Renoncer à se soigner pour raisons financières : une réalité pour 1 volontaire sur 7

Près d’1 volontaire sur 7 a renoncé à se soigner pour raisons financières l’année précédant son inclusion dans la cohorte Constances. Ce renoncement est associé à un moindre recours aux généralistes et spécialistes, à davantage de visites aux urgences. Ces résultats soulignent l’importance de repenser l’accès aux urgences des hôpitaux en parallèle de l’accès à la médecine de ville pour les populations les plus vulnérables.

En juin 2020, l’équipe du projet CORSO a publié un article dans International Journal of Public Health basé sur la réponse de 88 000 volontaires inclus dans la cohorte Constances entre 2012 et 2018 à la question déclarative : « Au cours des 12 derniers mois, avez-vous dû renoncer à certains soins en raison de problèmes financiers ? ». Les chercheurs ont considéré les associations entre cette réponse et le nombre de visites chez des médecins généralistes et spécialistes ainsi que leur recours aux urgences durant les 3 années précédant leur inclusion.

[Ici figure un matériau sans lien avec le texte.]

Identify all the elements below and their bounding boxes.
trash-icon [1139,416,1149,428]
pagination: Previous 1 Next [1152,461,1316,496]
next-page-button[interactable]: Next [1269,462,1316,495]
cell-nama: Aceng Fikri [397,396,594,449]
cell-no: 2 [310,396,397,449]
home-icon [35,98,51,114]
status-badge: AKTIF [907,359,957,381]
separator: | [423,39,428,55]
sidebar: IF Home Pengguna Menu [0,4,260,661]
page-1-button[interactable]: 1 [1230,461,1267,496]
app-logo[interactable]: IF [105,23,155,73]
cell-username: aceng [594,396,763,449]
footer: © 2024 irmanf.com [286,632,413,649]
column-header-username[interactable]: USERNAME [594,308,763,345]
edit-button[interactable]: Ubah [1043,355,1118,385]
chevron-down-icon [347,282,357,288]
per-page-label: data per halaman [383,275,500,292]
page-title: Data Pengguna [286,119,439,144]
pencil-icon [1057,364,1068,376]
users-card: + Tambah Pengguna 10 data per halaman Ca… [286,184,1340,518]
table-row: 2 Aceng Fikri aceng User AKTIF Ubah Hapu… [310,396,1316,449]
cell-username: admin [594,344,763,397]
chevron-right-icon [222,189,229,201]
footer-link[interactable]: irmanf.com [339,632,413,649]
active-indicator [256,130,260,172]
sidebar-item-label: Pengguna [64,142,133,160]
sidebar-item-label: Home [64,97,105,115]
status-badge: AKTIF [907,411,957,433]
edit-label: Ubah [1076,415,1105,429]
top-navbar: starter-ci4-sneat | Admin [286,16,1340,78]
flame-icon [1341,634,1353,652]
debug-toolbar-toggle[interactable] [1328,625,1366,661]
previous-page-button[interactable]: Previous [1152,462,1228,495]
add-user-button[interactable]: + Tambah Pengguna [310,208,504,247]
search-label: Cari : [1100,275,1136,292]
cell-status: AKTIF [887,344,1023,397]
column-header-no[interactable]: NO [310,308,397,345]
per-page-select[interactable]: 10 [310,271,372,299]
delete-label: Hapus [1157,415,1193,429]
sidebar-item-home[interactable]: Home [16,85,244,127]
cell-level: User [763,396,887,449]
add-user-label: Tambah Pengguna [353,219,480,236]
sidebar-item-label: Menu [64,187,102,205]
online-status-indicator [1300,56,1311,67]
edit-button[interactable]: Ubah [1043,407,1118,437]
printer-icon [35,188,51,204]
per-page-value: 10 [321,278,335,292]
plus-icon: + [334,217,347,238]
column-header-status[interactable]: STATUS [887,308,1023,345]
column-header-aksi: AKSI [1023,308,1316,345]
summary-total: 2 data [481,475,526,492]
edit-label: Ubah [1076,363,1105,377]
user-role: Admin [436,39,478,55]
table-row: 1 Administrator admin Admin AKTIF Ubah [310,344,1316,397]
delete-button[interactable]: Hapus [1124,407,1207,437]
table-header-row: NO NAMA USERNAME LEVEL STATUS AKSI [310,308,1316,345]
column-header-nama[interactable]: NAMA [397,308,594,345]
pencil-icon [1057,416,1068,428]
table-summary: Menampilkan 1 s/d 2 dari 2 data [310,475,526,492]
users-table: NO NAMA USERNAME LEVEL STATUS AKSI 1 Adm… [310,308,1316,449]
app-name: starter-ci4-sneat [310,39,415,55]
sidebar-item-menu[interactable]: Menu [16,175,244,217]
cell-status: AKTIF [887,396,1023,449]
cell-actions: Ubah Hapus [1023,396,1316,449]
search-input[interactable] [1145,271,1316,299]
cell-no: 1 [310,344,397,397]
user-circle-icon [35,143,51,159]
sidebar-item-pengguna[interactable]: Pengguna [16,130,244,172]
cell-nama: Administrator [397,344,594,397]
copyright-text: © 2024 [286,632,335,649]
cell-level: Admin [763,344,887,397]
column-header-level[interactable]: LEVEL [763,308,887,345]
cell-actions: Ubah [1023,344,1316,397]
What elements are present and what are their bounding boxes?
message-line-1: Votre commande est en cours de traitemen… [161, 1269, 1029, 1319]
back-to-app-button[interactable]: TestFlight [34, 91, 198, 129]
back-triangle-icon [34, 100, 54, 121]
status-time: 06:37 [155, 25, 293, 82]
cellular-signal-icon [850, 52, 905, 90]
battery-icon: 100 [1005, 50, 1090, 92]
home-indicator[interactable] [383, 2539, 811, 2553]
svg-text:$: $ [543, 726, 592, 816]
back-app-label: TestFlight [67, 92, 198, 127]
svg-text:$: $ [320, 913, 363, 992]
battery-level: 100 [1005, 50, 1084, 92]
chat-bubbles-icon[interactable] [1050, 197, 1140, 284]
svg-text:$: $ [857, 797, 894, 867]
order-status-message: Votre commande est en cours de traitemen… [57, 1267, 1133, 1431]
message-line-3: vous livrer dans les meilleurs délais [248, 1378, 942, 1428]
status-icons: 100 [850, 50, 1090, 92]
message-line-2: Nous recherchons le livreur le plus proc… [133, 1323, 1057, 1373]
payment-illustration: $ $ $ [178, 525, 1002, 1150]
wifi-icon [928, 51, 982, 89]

Près d’1 volontaire sur 7 a renoncé à se soigner

Les participants ayant déclaré avoir renoncé à se soigner pour des raisons financières représentent 14 % des volontaires. Ces volontaires ont eu un moindre recours aux médecins généralistes et spécialistes en ville notamment les gynécologues, pneumologues et dentistes. Ils ont aussi davantage consulté les urgences sans hospitalisation. « Nous avons aussi trouvé des associations significatives entre le fait de renoncer à se soigner et de nombreuses variables socio-économiques telle que la catégorie socio-professionnelle, les revenus mensuels, des marqueurs de difficultés sociales telles que difficultés à lire et écrire » ajoute Anne-Laure Féral-Pierssens, médecin-urgentiste qui a mené ces analyses dans le cadre de son doctorat de santé publique soutenu en novembre 2019.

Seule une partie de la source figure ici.